Experimental program
Comparison scheme
Effect test

Embodiment 1

[0039] Example 1: Liquid chromatography-quadrupole tandem time-of-flight mass spectrometry detection method for PSMs in Minute Maid Orange

[0040] Take 10 µL of food-borne Staphylococcus aureus preserved in glycerol, add 1 mL of TSB culture solution, mix well, put it into a constant temperature culture shaker (37°C, 200 rpm), and grow overnight. Take 100 µL of Staphylococcus aureus bacterial liquid grown overnight, add it to 2 g of Minute Maid Orange, and shake (37°C, 200 rpm) for 16 h. Put the fruit juice culture system in a high-speed centrifuge, centrifuge for 5 min, extract 1 mL of the supernatant, add 0.5 mL of n-butanol, shake for 2 h (37 ° C, 200 rpm), transfer the organic phase to a blank tube, and nitrogen at room temperature Blow dry, reconstitute with ultrapure water, and filter through a filter membrane with a pore size of 0.22 µm.

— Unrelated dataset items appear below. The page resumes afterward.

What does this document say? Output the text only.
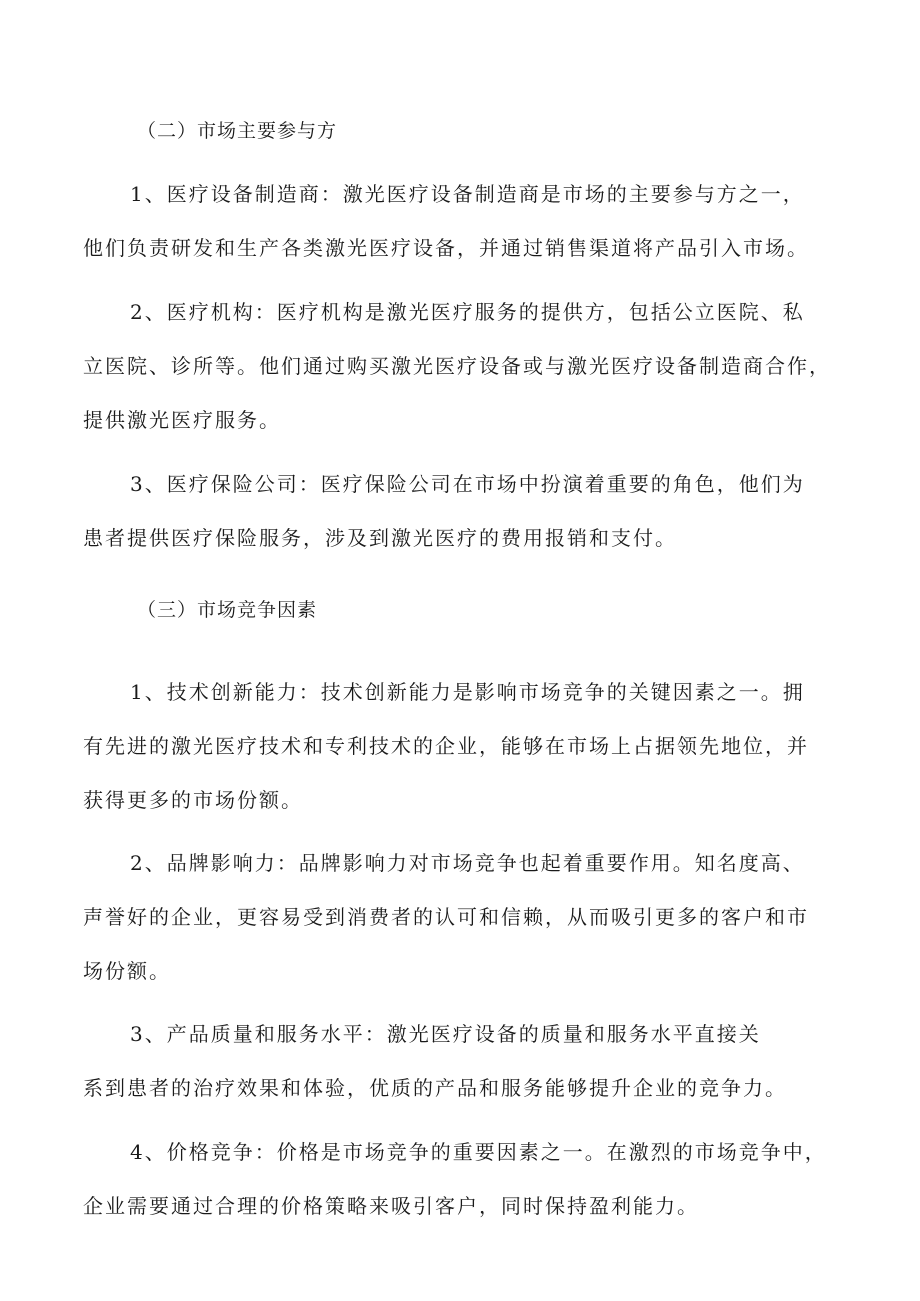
（二）市场主要参与方
1、医疗设备制造商：激光医疗设备制造商是市场的主要参与方之一，
他们负责研发和生产各类激光医疗设备，并通过销售渠道将产品引入市场。
2、医疗机构：医疗机构是激光医疗服务的提供方，包括公立医院、私
立医院、诊所等。他们通过购买激光医疗设备或与激光医疗设备制造商合作，
提供激光医疗服务。
3、医疗保险公司：医疗保险公司在市场中扮演着重要的角色，他们为
患者提供医疗保险服务，涉及到激光医疗的费用报销和支付。
（三）市场竞争因素
1、技术创新能力：技术创新能力是影响市场竞争的关键因素之一。拥
有先进的激光医疗技术和专利技术的企业，能够在市场上占据领先地位，并
获得更多的市场份额。
2、品牌影响力：品牌影响力对市场竞争也起着重要作用。知名度高、
声誉好的企业，更容易受到消费者的认可和信赖，从而吸引更多的客户和市
场份额。
3、产品质量和服务水平：激光医疗设备的质量和服务水平直接关
系到患者的治疗效果和体验，优质的产品和服务能够提升企业的竞争力。
4、价格竞争：价格是市场竞争的重要因素之一。在激烈的市场竞争中，
企业需要通过合理的价格策略来吸引客户，同时保持盈利能力。
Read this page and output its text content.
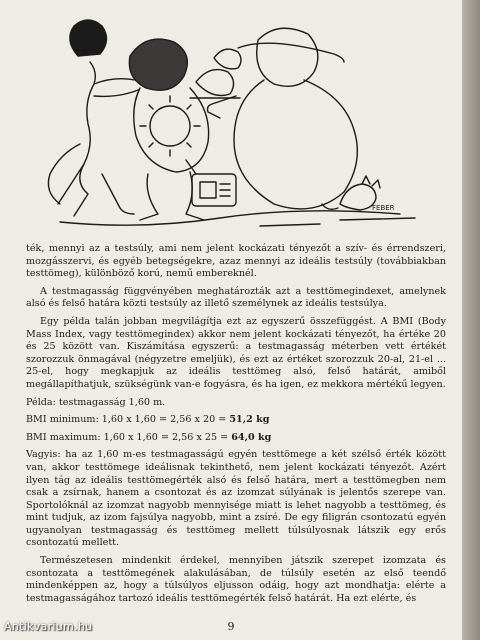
FEBER

ték, mennyi az a testsúly, ami nem jelent kockázati tényezőt a szív- és érrendszeri, mozgásszervi, és egyéb betegségekre, azaz mennyi az ideális testsúly (továbbiakban testtömeg), különböző korú, nemű embereknél.

A testmagasság függvényében meghatározták azt a testtömegindexet, amelynek alsó és felső határa közti testsúly az illető személynek az ideális testsúlya.

Egy példa talán jobban megvilágítja ezt az egyszerű összefüggést. A BMI (Body Mass Index, vagy testtömegindex) akkor nem jelent kockázati tényezőt, ha értéke 20 és 25 között van. Kiszámítása egyszerű: a testmagasság méterben vett értékét szorozzuk önmagával (négyzetre emeljük), és ezt az értéket szorozzuk 20-al, 21-el ... 25-el, hogy megkapjuk az ideális testtömeg alsó, felső határát, amiből megállapíthatjuk, szükségünk van-e fogyásra, és ha igen, ez mekkora mértékű legyen.

Példa: testmagasság 1,60 m.

BMI minimum: 1,60 x 1,60 = 2,56 x 20 = 51,2 kg

BMI maximum: 1,60 x 1,60 = 2,56 x 25 = 64,0 kg

Vagyis: ha az 1,60 m-es testmagasságú egyén testtömege a két szélső érték között van, akkor testtömege ideálisnak tekinthető, nem jelent kockázati tényezőt. Azért ilyen tág az ideális testtömegérték alsó és felső határa, mert a testtömegben nem csak a zsírnak, hanem a csontozat és az izomzat súlyának is jelentős szerepe van. Sportolóknál az izomzat nagyobb mennyisége miatt is lehet nagyobb a testtömeg, és mint tudjuk, az izom fajsúlya nagyobb, mint a zsíré. De egy filigrán csontozatú egyén ugyanolyan testmagasság és testtömeg mellett túlsúlyosnak látszik egy erős csontozatú mellett.

Természetesen mindenkit érdekel, mennyiben játszik szerepet izomzata és csontozata a testtömegének alakulásában, de túlsúly esetén az első teendő mindenképpen az, hogy a túlsúlyos eljusson odáig, hogy azt mondhatja: elérte a testmagasságához tartozó ideális testtömegérték felső határát. Ha ezt elérte, és

9
Antikvarium.hu
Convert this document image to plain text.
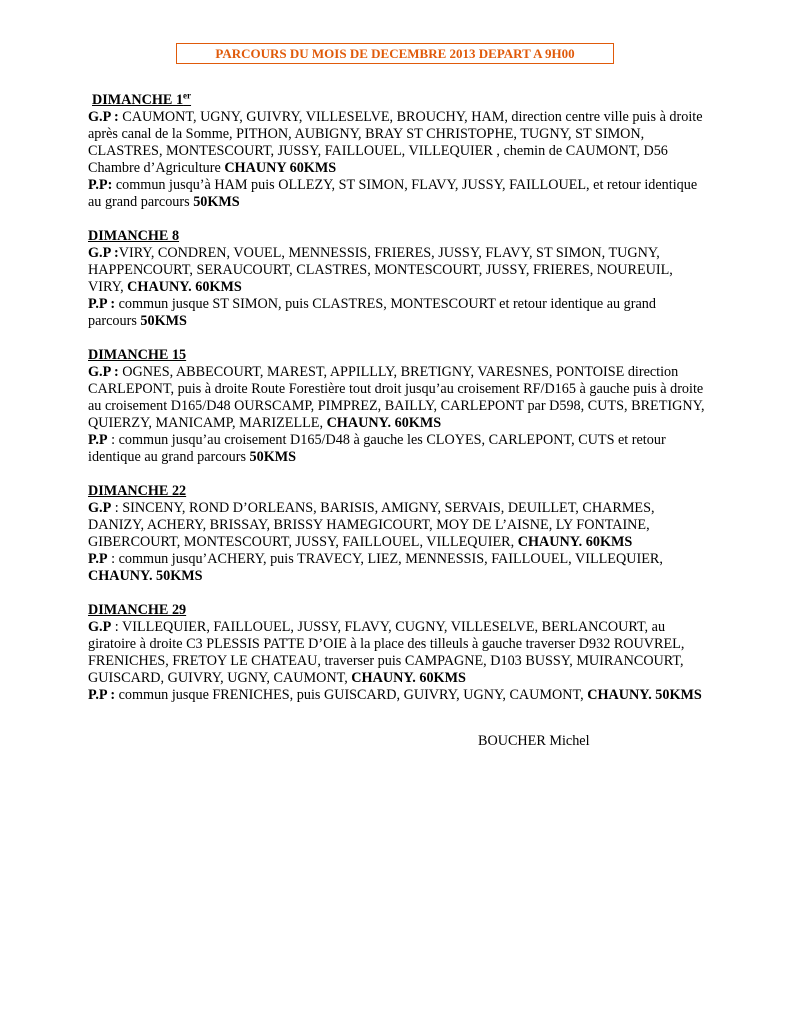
PARCOURS DU MOIS DE DECEMBRE 2013 DEPART A 9H00
DIMANCHE 1er

G.P : CAUMONT, UGNY, GUIVRY, VILLESELVE, BROUCHY, HAM, direction centre ville puis à droite après canal de la Somme, PITHON, AUBIGNY, BRAY ST CHRISTOPHE, TUGNY, ST SIMON, CLASTRES, MONTESCOURT, JUSSY, FAILLOUEL, VILLEQUIER , chemin de CAUMONT, D56 Chambre d’Agriculture CHAUNY 60KMS

P.P: commun jusqu’à HAM puis OLLEZY, ST SIMON, FLAVY, JUSSY, FAILLOUEL, et retour identique au grand parcours 50KMS

DIMANCHE 8

G.P :VIRY, CONDREN, VOUEL, MENNESSIS, FRIERES, JUSSY, FLAVY, ST SIMON, TUGNY, HAPPENCOURT, SERAUCOURT, CLASTRES, MONTESCOURT, JUSSY, FRIERES, NOUREUIL, VIRY, CHAUNY. 60KMS

P.P : commun jusque ST SIMON, puis CLASTRES, MONTESCOURT et retour identique au grand parcours 50KMS

DIMANCHE 15

G.P : OGNES, ABBECOURT, MAREST, APPILLLY, BRETIGNY, VARESNES, PONTOISE direction CARLEPONT, puis à droite Route Forestière tout droit jusqu’au croisement RF/D165 à gauche puis à droite au croisement D165/D48 OURSCAMP, PIMPREZ, BAILLY, CARLEPONT par D598, CUTS, BRETIGNY, QUIERZY, MANICAMP, MARIZELLE, CHAUNY. 60KMS

P.P : commun jusqu’au croisement D165/D48 à gauche les CLOYES, CARLEPONT, CUTS et retour identique au grand parcours 50KMS

DIMANCHE 22

G.P : SINCENY, ROND D’ORLEANS, BARISIS, AMIGNY, SERVAIS, DEUILLET, CHARMES, DANIZY, ACHERY, BRISSAY, BRISSY HAMEGICOURT, MOY DE L’AISNE, LY FONTAINE, GIBERCOURT, MONTESCOURT, JUSSY, FAILLOUEL, VILLEQUIER, CHAUNY. 60KMS

P.P : commun jusqu’ACHERY, puis TRAVECY, LIEZ, MENNESSIS, FAILLOUEL, VILLEQUIER, CHAUNY. 50KMS

DIMANCHE 29

G.P : VILLEQUIER, FAILLOUEL, JUSSY, FLAVY, CUGNY, VILLESELVE, BERLANCOURT, au giratoire à droite C3 PLESSIS PATTE D’OIE à la place des tilleuls à gauche traverser D932 ROUVREL, FRENICHES, FRETOY LE CHATEAU, traverser puis CAMPAGNE, D103 BUSSY, MUIRANCOURT, GUISCARD, GUIVRY, UGNY, CAUMONT, CHAUNY. 60KMS

P.P : commun jusque FRENICHES, puis GUISCARD, GUIVRY, UGNY, CAUMONT, CHAUNY. 50KMS

BOUCHER Michel
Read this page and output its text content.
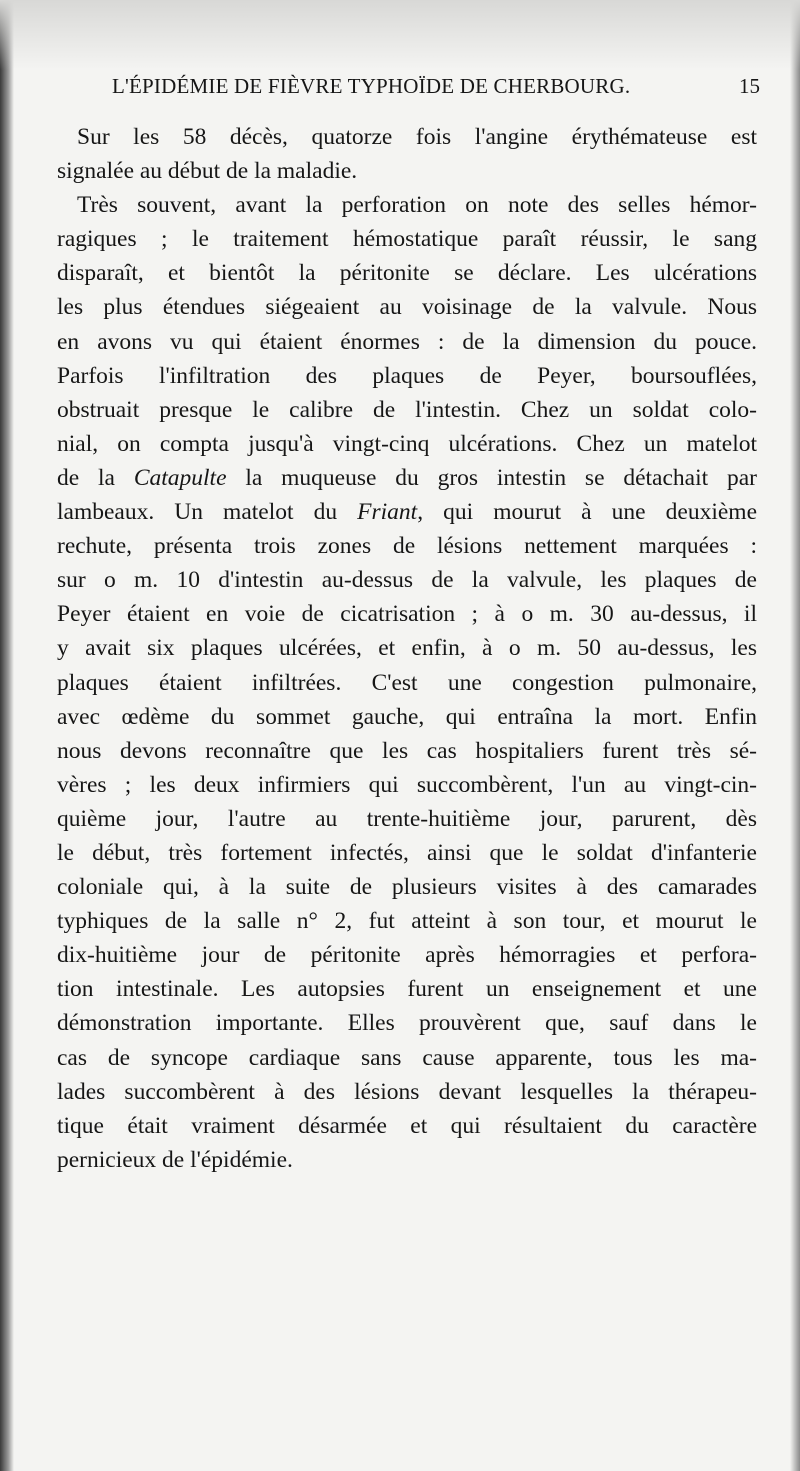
L'ÉPIDÉMIE DE FIÈVRE TYPHOÏDE DE CHERBOURG.	15
Sur les 58 décès, quatorze fois l'angine érythémateuse est
signalée au début de la maladie.
Très souvent, avant la perforation on note des selles hémor-
ragiques ; le traitement hémostatique paraît réussir, le sang
disparaît, et bientôt la péritonite se déclare. Les ulcérations
les plus étendues siégeaient au voisinage de la valvule. Nous
en avons vu qui étaient énormes : de la dimension du pouce.
Parfois l'infiltration des plaques de Peyer, boursouflées,
obstruait presque le calibre de l'intestin. Chez un soldat colo-
nial, on compta jusqu'à vingt-cinq ulcérations. Chez un matelot
de la Catapulte la muqueuse du gros intestin se détachait par
lambeaux. Un matelot du Friant, qui mourut à une deuxième
rechute, présenta trois zones de lésions nettement marquées :
sur o m. 10 d'intestin au-dessus de la valvule, les plaques de
Peyer étaient en voie de cicatrisation ; à o m. 30 au-dessus, il
y avait six plaques ulcérées, et enfin, à o m. 50 au-dessus, les
plaques étaient infiltrées. C'est une congestion pulmonaire,
avec œdème du sommet gauche, qui entraîna la mort. Enfin
nous devons reconnaître que les cas hospitaliers furent très sé-
vères ; les deux infirmiers qui succombèrent, l'un au vingt-cin-
quième jour, l'autre au trente-huitième jour, parurent, dès
le début, très fortement infectés, ainsi que le soldat d'infanterie
coloniale qui, à la suite de plusieurs visites à des camarades
typhiques de la salle n° 2, fut atteint à son tour, et mourut le
dix-huitième jour de péritonite après hémorragies et perfora-
tion intestinale. Les autopsies furent un enseignement et une
démonstration importante. Elles prouvèrent que, sauf dans le
cas de syncope cardiaque sans cause apparente, tous les ma-
lades succombèrent à des lésions devant lesquelles la thérapeu-
tique était vraiment désarmée et qui résultaient du caractère
pernicieux de l'épidémie.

The filtrate is sampled, and the sample is analyzed according to the chromatographic mass spectrometry conditions in the summary of t...

Embodiment 2

[0041] Example 2: The results of exploring the change curves of PSMα1 in different foods

[0042] In order to explore the growth rate of PSM in different foods, this study inoculated Staphylococcus aureus in TSB broth, milk and pork in different media. The concentration of PSMα1 was measured at 1 h, 2 h, 4 h, 6 h, 8 h, 16 h, 24 h, 32 h, 48 h after inoculation. The concentration change curve of PSMα1 is as follows Figure 6 shown. It can be seen from the figure that the growth rate of PSMα1 in the liquid culture medium TSB culture fluid and milk is faster, and the growth rate in sterilized boiled meat is slower.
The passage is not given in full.